Supermarket giant Coles has revealed a new strategy – including expanding own-brand product ranges while overhauling store layouts – as competition with Woolworths heats up.
Shares in the business hit record highs following its first investor day on Tuesday, after chief executive Steven Cain announced Coles’ multi-pronged plan for the next four years – including cutting $1 billion in costs.
It follows the announcement on Friday that 450 jobs would be shed from the supermarket’s Melbourne head office.
As the supermarket duopoly faces a squeeze from existing retailers like Aldi and Costco – plus the impending arrival of Kaufland – Mr Cain said Coles would be focusing firmly on becoming the country’s most sustainable supermarket, expanding its own-brand range, and establishing itself as a “destination for health”.
“We will make extensive use of data analytics and artificial intelligence to ensure we are anticipating and fulfilling customer needs as they continue to evolve,” Mr Cain said.
“We want Coles to be a truly customer-obsessed retailer.”
Coles has previously flagged its plans to shift to a convenience focus, announcing in May the supermarket would begin to stock supersized versions of some of its ‘family favourites’, including one-kilogram bottles of mayonnaise, five-kilogram bags of pasta and two-kilogram bags of breadcrumbs.
Under the new strategy, new stores will be “carefully targeted” at locations with a high potential for population growth, and existing stores will be redesigned and restocked so up to 40 per cent of floor space is tailored to suit local shoppers’ needs and habits.

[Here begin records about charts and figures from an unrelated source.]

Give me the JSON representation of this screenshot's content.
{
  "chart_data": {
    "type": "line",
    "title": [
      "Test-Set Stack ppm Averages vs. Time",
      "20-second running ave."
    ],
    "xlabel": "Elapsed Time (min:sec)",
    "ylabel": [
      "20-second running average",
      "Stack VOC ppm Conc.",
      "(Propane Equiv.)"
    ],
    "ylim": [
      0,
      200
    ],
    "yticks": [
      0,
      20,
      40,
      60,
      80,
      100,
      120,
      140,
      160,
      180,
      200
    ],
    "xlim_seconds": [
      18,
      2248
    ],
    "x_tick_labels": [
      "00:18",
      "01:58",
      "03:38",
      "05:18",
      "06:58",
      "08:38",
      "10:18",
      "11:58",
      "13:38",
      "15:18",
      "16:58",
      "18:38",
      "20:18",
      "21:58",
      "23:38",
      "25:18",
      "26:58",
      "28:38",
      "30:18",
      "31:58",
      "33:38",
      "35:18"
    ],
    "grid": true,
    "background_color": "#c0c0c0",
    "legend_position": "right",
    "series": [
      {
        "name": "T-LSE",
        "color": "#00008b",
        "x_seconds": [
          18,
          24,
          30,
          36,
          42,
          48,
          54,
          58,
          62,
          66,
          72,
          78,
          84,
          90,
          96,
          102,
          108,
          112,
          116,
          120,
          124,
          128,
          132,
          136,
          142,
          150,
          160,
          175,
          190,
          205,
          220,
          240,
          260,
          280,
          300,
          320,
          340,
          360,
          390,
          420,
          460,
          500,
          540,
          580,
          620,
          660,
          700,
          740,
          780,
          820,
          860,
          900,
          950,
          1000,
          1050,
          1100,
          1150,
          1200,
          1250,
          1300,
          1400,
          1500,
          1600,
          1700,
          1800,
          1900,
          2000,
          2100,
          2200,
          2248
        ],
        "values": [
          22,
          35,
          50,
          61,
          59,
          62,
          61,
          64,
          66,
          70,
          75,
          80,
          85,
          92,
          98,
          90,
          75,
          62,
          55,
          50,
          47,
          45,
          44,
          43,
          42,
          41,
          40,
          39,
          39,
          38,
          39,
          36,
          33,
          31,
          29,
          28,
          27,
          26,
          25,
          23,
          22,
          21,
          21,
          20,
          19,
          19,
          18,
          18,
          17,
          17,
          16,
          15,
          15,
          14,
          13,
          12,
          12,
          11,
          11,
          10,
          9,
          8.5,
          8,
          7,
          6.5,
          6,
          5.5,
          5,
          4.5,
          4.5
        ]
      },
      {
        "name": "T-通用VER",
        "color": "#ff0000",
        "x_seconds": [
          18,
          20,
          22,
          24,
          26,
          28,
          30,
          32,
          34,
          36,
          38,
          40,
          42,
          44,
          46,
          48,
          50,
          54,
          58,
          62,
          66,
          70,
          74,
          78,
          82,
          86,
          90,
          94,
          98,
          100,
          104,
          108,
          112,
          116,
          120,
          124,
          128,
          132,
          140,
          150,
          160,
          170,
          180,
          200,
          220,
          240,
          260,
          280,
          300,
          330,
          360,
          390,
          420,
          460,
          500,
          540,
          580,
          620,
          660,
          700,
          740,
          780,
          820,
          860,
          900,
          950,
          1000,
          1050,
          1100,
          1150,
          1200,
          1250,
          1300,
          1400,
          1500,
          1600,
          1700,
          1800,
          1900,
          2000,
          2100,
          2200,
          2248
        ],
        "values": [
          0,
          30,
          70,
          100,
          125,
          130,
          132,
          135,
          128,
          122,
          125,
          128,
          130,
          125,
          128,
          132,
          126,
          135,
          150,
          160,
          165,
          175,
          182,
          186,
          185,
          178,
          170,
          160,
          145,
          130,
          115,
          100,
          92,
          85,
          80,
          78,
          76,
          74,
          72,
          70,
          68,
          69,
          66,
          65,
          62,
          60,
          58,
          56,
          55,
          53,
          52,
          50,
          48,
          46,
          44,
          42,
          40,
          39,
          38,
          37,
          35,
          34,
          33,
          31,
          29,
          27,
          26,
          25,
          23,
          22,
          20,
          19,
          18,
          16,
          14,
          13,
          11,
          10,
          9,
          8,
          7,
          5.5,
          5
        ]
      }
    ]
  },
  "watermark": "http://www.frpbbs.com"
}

Technology will also play a major role in the supermarket’s future, the business’ announcement to the ASX said, with “manual tasks” and certain “above store” roles (such as office roles) to be automated, and artificial intelligence will be used to guide store purchasing decisions.
Those changes follow on from Coles’ partnership with British-based online supermarket Ocado to automate domestic fulfilment centres, doubling the supermarket’s home delivery capacity.
The venture is expected to cost the business $1 billion by the 2022-23 financial year, but is expected to result in further job losses in addition to the cuts announced last week.
Another key change to Coles’ business model will be an increased focus on its brands. It has plans to reduce costs and increase quality of these products “through deeper, more collaborative relationships with suppliers”.
The strategy makes sense according to analysts from investment bank UBS, who said a focus on cost and convenience would be a positive for the business.
However, UBS said questions remained around the cost of implementing the strategy and reinvesting into the store network as “competitive intensity increases” in the supermarket space.
Coles stock jumped nearly 4 per cent within the first half-hour of trading on the ASX following the unveiling of the strategy, hitting a record price of $13.57 per share by 10.35am before settling back to $13.19 per share by market close – up 3.28 per cent for the day.
Coles hit a high of $12.84 per share when it floated on the ASX on November 23, but quickly saw its price drop (reaching a low of $11.39 on March 1) and didn’t break above that initial high until mid-May 2019.